HOUSTON –– A federal judge has postponed the sentencing of Arthur Andersen LLP's former top Enron Corp. auditor for the third time.

David Duncan, who pleaded guilty to obstruction of justice in April for instructing his Enron audit staff to destroy unneeded documents before the energy giant failed last year, will now be sentenced on May 16, rather than Jan. 3.

Prosecutors had asked U.S. District Judge Melinda Harmon to postpone the sentencing so they could continue interviewing Duncan as their investigation into Enron and Andersen continues. Duncan's cooperation is a condition of his plea deal.

Duncan had previously been scheduled to be sentenced in August and then October before the January date was set.

Duncan's plea was the first to emerge from the Justice Department's investigation of Enron's collapse and Andersen's role in it. Andersen was convicted in June of obstruction after a six-week trial that included 72 hours of jury deliberations spread over 10 days.

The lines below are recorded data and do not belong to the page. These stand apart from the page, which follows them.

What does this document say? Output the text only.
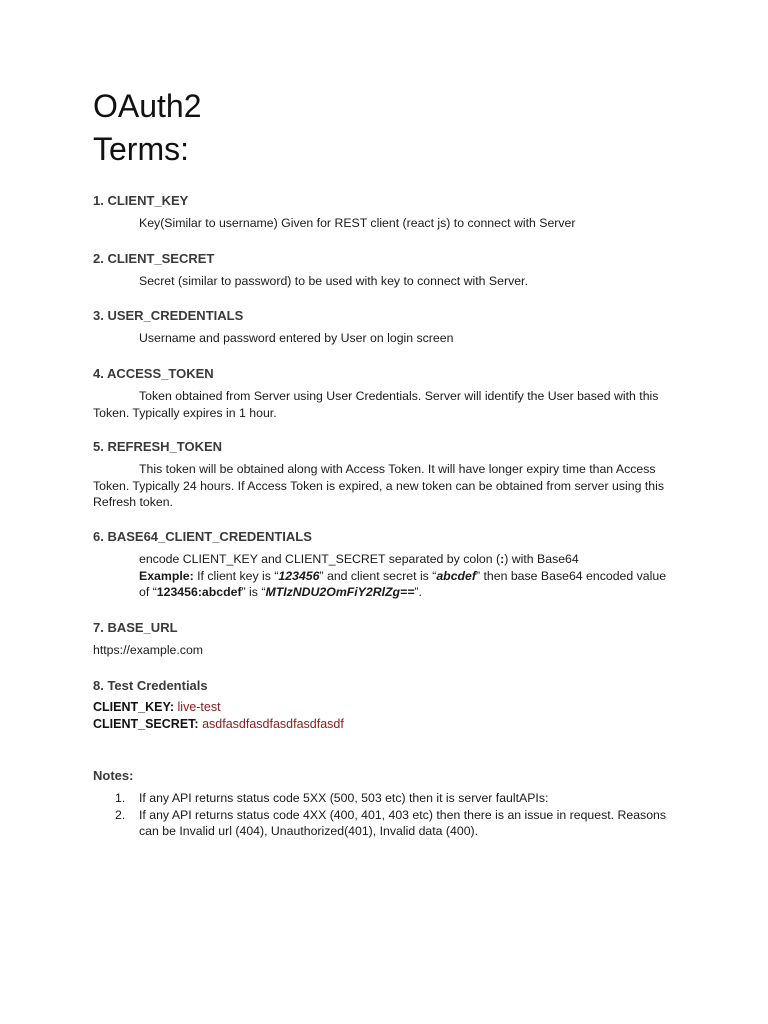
OAuth2
Terms:
1. CLIENT_KEY
Key(Similar to username) Given for REST client (react js) to connect with Server
2. CLIENT_SECRET
Secret (similar to password) to be used with key to connect with Server.
3. USER_CREDENTIALS
Username and password entered by User on login screen
4. ACCESS_TOKEN
Token obtained from Server using User Credentials. Server will identify the User based with this Token. Typically expires in 1 hour.
5. REFRESH_TOKEN
This token will be obtained along with Access Token. It will have longer expiry time than Access Token. Typically 24 hours. If Access Token is expired, a new token can be obtained from server using this Refresh token.
6. BASE64_CLIENT_CREDENTIALS
encode CLIENT_KEY and CLIENT_SECRET separated by colon (:) with Base64
Example: If client key is “123456” and client secret is “abcdef” then base Base64 encoded value of “123456:abcdef” is “MTIzNDU2OmFiY2RlZg==”.
7. BASE_URL
https://example.com
8. Test Credentials
CLIENT_KEY: live-test
CLIENT_SECRET: asdfasdfasdfasdfasdfasdf
Notes:
1. If any API returns status code 5XX (500, 503 etc) then it is server faultAPIs:
2. If any API returns status code 4XX (400, 401, 403 etc) then there is an issue in request. Reasons can be Invalid url (404), Unauthorized(401), Invalid data (400).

Duncan testified for nearly a week in the June trial of Andersen that culminated with the firm being convicted of obstruction. He said that in late October 2001, he told the Enron audit team to comply with a little-known policy to destroy extraneous paper and computer audit records that were unnecessary to support the final audit.

Earlier that month Nancy Temple, an in-house Andersen lawyer at the firm's Chicago headquarters, sent an e-mail to Houston encouraging that the staff be reminded to comply with the policy.

And several days before Duncan gave the instruction, Andersen learned that the Securities and Exchange Commission was looking into Enron's finances.

No one else at Andersen has been charged with any crimes.

Andersen, once a $4 billion operation with 85,000 workers worldwide, now has fewer than 1,000 workers left on the payroll and stopped auditing in August.